Deportation of Lithuanians, 1941-1951 | Russia's Necropolis of Terror and the Gulag

Deportation of Lithuanians, 1941-1951

Between 1944 and 1952, some 50,000 were killed in Lithuania, 70,000 sent to labour camps, and 150,000 were deported and unable to return home until the mid-1950s. Since 1989 expeditions from Lithuania have visited and investigated sites of deportation.

This website illustrates several waves of deportation, beginning with the USSR’s brief wartime occupation of Lithuania, and the work of a succession of missions to record and commemorate those who did not return. As with the deportation of Poles in 1939-1941, Lithuanians were in almost all cases sent to pre-existing settlements and villages. By 2016, ten of these 29 locations were uninhabited (UI) or non-existent (NE). Only one, that in the town of Asino (Tomsk Region; pop. 25,618, 2010), enjoyed protected status.

Until 2016 most of the sites listed here were used for excursions, educational and cultural purposes, etc [*] and for occasional (c) or, in two cases, annual [C] ceremonial events (see KEY). Researcher Gintautas Alekna has since been denied access to Russia and these burial grounds.

(The dates below refer to years of deportation and exile, not death or burial.)

ALTAI REPUBLIC (Siberia), 1941-1950s

In 2012 the “Destination, Siberia!” youth expedition visited and tidied these sites, restoring their memorials

Location (memorial): Kara-Koba village* (1990), Kutash settlement (c) (1990), Kuzhurla clearing UI (c) (1990), Ozernoe village (c) (1965), Tenga village* (1990)

SAKHA REPUBLIC (Far East), 1942-1947

1989 expedition

forced settlers from the Leningrad Region (mainly Finns), and deported Lithuanians

Location (memorial): Bykovsky village* (1989), Muostakh headland* UI (1989), Tit Ary Island* (1989), Trofimovsk Island NE (1989) 

IRKUTSK REGION (Siberia), 1948/9-1956

In 2006 the “Destination, Siberia!” youth expedition visited three of these sites (Ukhtuy, Zima and Zulumai); in 2005-2007 they were all studied by Gintautas Alekna. None of them possess a memorial but were all then treated as commemorative sites, suitable for excursions and ceremonial events.
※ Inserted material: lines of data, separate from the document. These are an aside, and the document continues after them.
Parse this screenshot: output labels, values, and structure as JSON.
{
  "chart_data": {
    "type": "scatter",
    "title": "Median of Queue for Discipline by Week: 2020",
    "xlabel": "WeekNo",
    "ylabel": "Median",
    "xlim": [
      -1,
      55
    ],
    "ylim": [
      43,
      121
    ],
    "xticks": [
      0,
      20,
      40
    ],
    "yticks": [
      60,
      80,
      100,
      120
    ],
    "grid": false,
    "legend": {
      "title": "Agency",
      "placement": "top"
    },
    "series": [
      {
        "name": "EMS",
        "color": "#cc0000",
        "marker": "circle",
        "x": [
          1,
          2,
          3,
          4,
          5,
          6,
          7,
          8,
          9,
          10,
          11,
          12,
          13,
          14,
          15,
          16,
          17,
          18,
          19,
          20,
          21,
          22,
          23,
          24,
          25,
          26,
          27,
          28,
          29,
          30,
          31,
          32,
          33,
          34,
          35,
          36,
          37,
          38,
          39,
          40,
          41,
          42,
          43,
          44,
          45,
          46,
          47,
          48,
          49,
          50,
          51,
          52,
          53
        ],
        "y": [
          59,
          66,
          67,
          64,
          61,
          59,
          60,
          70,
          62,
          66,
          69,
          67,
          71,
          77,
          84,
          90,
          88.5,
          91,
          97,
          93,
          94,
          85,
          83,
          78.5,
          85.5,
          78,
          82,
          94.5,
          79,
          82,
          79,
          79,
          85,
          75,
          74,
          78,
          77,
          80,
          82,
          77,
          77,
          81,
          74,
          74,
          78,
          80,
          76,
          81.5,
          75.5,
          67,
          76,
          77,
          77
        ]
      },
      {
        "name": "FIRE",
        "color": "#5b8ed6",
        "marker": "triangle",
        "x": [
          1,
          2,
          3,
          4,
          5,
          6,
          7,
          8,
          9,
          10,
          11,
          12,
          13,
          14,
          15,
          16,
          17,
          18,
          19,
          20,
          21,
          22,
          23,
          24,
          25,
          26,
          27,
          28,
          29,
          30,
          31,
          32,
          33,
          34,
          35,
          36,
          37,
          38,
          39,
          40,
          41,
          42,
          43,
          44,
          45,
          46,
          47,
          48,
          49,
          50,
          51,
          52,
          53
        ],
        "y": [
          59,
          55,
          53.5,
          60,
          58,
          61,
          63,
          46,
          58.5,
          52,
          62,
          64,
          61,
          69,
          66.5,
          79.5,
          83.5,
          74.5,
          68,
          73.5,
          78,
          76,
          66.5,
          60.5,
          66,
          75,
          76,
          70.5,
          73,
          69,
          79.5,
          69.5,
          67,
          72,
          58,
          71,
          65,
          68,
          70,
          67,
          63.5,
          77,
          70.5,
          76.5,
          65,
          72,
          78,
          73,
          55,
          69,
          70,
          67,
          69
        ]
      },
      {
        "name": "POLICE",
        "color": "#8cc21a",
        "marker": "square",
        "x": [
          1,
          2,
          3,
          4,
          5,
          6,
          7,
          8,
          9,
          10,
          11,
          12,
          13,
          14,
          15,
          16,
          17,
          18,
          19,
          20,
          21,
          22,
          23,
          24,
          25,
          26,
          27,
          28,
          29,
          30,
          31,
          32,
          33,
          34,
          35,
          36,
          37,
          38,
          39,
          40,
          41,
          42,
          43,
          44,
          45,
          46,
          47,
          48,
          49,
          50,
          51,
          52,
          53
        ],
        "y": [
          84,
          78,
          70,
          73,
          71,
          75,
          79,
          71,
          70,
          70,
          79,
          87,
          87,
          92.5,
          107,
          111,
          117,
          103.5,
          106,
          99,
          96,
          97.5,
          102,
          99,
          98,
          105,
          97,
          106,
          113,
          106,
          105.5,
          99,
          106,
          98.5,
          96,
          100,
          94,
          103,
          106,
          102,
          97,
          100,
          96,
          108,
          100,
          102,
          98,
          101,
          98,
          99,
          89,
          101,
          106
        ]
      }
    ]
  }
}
Location: Katarma village (c)*, Ukhtui village*, Uzky Lug village (c)*, Vasilyevsky settlement (c)*, Vesyoly ss* NE, Zablagar village (c)*, Zalog village**, Zima town*, Zulumai village*.

OTHER SITES

At four burial sites of post-war deportees in central and western Siberia some bodies were exhumed in 1989-1990 and taken back to be reburied in Lithuania.

Later, they were also visited by the “Destination Siberia!” youth expedition (led by Gintautas Alekna) which tidied the sites, restoring or installing memorials there: Korbik ss NE (c)* (1956), Mina ss** (2013), Khabaidak ss** (2013), 41st section settlement UI (c)* (2011). In Asino [C] (Tomsk Region) there is a protected monument to all buried victims, including Lithuanians.

Other sites on the Map of Memory are in Siberia (BIISK, 1998; and Barun NE (c)*, 1957), the Komi Republic (Andronovo UI ss*, Dozmer NE ss*, Slobodskij reid [C]*, 1990) and the Urals (Malaya Lata UI ss (c) ).